Never captured (hashed in-process): user input, prompts, completions, tool arguments, tool outputs, error messages, retrieval queries.

Connect Langfuse for deep analysis

If you run Langfuse alongside Dunetrace, you can wire them together so that when a signal fires the dashboard offers an "Explain with Langfuse ↗" button that pulls the actual trace and produces a specific root-cause explanation.

How the IDs align

DunetraceCallbackHandler sets its run_id from the LangChain root run_id. Langfuse v4 independently uses the same LangChain root run_id as its trace_id, but in 32-character hex format (no dashes). They represent the same run.

SystemID formatExample
Dunetrace run_idUUID with dashesb5ed23be-e4f0-43bc-8625-...
Langfuse trace_id32-char hex, no dashesb5ed23bee4f043bc8625...

The Dunetrace API normalises the format automatically when querying Langfuse.

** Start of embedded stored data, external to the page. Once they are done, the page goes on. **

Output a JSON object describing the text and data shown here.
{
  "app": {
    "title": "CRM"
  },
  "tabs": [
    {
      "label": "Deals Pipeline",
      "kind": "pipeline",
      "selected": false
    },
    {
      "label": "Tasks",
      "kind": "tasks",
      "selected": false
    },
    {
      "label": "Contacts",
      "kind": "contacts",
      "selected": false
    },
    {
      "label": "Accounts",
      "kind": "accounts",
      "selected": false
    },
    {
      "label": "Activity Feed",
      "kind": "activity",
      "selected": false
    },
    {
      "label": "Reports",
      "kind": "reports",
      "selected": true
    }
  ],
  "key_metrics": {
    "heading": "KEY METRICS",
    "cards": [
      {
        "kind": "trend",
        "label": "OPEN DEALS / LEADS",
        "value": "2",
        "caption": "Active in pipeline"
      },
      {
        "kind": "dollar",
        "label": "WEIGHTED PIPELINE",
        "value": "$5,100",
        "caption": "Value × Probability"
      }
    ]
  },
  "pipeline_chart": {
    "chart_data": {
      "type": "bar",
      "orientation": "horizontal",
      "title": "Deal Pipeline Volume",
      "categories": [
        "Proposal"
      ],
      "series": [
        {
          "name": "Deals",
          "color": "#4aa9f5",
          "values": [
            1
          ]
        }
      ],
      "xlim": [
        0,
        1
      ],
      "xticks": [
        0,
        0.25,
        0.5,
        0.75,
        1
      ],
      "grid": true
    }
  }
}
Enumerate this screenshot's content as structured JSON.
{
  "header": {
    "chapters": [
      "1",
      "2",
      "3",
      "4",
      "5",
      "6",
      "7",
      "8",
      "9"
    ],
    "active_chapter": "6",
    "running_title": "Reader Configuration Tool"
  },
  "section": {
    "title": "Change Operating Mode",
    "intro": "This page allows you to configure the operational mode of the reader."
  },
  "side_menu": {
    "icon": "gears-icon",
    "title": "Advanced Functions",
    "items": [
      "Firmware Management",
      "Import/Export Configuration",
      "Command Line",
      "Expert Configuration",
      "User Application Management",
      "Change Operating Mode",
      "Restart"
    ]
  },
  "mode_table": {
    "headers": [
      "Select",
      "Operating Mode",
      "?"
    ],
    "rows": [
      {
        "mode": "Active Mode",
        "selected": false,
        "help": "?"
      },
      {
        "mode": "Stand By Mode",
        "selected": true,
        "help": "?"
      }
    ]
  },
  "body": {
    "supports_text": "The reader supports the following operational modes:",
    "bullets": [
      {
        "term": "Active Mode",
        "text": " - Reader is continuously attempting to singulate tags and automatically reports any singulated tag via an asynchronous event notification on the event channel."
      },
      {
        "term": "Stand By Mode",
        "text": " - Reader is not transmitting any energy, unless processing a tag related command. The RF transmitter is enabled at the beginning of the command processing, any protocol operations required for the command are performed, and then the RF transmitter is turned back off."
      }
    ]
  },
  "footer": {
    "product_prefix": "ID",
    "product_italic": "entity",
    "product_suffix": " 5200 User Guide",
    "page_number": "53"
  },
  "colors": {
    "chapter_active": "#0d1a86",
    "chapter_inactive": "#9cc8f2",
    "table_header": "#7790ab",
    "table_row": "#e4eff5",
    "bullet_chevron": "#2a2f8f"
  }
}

Access both IDs after a run

from langfuse.langchain import CallbackHandler as LangfuseCallbackHandler  # v4+

lf_cb = LangfuseCallbackHandler()   # reads LANGFUSE_* from env

result = agent.invoke(
    {"messages": [("human", query)]},
    config={"callbacks": [callback, lf_cb]},
)

dt.shutdown(timeout=5)

import langfuse as lf_module
lf_module.get_client().flush()   # ensure trace is uploaded

dt_run_id   = callback.last_run_id    # Dunetrace run ID
lf_trace_id = lf_cb.last_trace_id    # Langfuse trace ID

Call the explain endpoint

POST /v1/signals/{signal_id}/explain
Authorization: Bearer <key>
Content-Type: application/json

{"langfuse_trace_id": "<lf_trace_id>"}

See All integrations → Langfuse for the full setup — credentials, .env vars, apply-fix and fix-status endpoints.

Troubleshooting

No runs appear in the dashboard

  • Call dt.shutdown() — events are flushed by the drain thread; without shutdown some may be lost on process exit.
  • Confirm the api_key matches an active = TRUE row in api_keys.
  • Pass debug=True to Dunetrace() for verbose logs.

Token counts missing

Some providers and LangChain versions don't populate token_usage in llm_output. The handler falls back to usage_metadata on the message. If both are absent, token fields are omitted — expected behavior, detectors still run.

Detectors fire too aggressively

Tune detectors.yml on the server — see threshold tuning.